Fun with Images and Words

Slice on Tuesdays with TwoWritingTeachers

Slice on Tuesdays with TwoWritingTeachers

In the dawn of my teaching career (perhaps the summer of 1997), I experienced Poetry Alive with a very special group of teachers. A midwestern man from the midwest performed Dickinson, and I, too, heard the fly buzz.  A rebel from the Northeast showed me that a poet is not a jukebox.   Alan Wolf, the fearless leader, who showed me poetry could be fun. His teaching partner–her name may have been Carol–who had bouncy red hair and performed the common voice in “Book Lice.”  I still remember riding my bike on stage for “The Rider” by Naomi Shihab Nye and crawling through the birth canal for the poem  “Birthday” as my friend Lorrie Stephens chanted like a soldier. These were the days–high energy and excitement. I was finding my bliss and learning to love words in a new way. These were the days before NCLB and Race to the Top. Lorrie and I went back to school and created a group of Poet-Troopers, students who would take poetry from the page to the stage. She and I performed “Honey Bees” for a school literary celebration at Riverdale Middle School. I was the queen bee and Lorrie was the worker bee.   The days of dramatic poetry have faded away, but I still am constantly seeking new ways to have fun with words.

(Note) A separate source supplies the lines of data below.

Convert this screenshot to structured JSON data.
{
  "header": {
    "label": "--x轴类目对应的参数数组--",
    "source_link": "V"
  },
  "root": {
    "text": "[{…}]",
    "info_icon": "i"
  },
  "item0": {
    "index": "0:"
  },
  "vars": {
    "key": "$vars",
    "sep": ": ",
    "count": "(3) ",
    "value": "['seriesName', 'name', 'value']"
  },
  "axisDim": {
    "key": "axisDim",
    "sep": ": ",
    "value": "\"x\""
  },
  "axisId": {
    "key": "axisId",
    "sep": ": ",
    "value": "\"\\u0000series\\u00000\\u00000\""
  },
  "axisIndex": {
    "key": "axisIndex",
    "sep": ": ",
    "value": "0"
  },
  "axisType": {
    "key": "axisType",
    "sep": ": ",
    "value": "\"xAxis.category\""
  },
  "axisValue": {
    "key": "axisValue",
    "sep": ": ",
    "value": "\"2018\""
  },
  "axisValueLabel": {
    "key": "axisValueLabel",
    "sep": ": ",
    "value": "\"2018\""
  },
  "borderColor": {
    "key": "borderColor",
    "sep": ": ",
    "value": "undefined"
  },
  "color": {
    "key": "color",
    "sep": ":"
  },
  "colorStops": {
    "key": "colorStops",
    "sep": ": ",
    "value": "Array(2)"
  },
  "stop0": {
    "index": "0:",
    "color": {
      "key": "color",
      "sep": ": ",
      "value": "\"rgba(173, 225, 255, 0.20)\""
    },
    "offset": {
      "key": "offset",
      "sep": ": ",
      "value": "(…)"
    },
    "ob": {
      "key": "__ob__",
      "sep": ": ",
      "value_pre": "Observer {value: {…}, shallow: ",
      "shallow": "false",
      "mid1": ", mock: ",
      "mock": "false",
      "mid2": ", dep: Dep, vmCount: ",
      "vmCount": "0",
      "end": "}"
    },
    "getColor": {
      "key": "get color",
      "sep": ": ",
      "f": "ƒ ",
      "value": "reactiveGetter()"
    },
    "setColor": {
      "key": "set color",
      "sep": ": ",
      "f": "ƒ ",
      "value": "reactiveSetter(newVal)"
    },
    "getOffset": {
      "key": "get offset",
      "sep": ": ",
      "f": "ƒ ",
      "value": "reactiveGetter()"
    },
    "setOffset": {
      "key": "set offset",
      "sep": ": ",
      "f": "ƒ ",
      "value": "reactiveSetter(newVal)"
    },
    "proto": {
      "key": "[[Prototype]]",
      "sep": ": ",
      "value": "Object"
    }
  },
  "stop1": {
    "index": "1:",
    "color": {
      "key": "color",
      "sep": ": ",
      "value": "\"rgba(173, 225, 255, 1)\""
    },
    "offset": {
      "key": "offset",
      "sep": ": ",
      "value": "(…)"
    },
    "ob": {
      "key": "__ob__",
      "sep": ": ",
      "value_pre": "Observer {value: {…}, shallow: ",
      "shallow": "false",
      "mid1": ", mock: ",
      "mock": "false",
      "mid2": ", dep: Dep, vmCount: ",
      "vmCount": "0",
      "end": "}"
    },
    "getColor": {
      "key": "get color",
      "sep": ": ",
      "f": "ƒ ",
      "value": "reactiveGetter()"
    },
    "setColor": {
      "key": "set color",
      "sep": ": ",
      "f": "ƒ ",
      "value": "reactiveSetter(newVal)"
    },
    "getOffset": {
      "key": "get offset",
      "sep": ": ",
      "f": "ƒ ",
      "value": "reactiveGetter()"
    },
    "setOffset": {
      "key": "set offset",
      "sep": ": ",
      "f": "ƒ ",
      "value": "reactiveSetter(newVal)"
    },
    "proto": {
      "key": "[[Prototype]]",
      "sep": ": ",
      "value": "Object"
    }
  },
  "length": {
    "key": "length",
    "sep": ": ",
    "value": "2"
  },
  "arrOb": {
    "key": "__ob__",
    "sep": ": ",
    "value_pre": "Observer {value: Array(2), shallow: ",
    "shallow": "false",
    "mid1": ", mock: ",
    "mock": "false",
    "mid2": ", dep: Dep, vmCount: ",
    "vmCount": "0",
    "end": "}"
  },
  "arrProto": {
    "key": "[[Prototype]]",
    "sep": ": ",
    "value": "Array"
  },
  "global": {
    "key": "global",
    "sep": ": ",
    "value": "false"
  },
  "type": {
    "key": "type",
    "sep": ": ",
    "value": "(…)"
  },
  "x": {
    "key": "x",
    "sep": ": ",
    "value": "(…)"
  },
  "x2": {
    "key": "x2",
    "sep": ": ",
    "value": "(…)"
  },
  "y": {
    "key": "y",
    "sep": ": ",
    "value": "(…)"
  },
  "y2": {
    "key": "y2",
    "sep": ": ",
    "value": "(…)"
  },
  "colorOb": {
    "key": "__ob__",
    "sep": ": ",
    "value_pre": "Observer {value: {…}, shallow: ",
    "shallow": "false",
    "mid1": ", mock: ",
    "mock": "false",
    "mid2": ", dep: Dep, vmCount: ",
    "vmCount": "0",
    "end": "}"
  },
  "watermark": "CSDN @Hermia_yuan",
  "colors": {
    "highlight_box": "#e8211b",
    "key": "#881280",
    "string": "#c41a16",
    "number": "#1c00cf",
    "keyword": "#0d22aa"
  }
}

Yesterday at the Kennesaw Mountain Writing Project  Summer Institute @thekmwp, we were doing some image writing as we explored the outdoors with our paper cameras and the task of finding a single image and ascribing a gender to that image. A few pictures captured my attention:

stones egg

 

While the stones and the egg shell appealed to me, the late afternoon and my tiredness took over. The image I settled on was this:

shovels

The idea of gender ascribed to a spooning shovel made me chuckle to myself as I began my two voice poem. Here is what I developed:

Big Orange Dream  <–Click hear to see how warped I am in the afternoon.

 

This poem provided levity and helped me have fun with words.  Last year when I tried to build vocabulary and increase rigor with two voice poems comparing and contrasting academic vocabulary, my results were unsuccessful. The riddle poems had better success. I have attached the document I used. If you try this and experience success, let me know.  Here is the document. Perhaps I should have let them play with fun images before launching into poetic academic vocabulary.  This year I am once again being rejuvenated by the teachers at KMWP. For me rejuvenation cannot be found in relaxation alone. I am invigorated by being around passionate teachers writing and learning and growing together.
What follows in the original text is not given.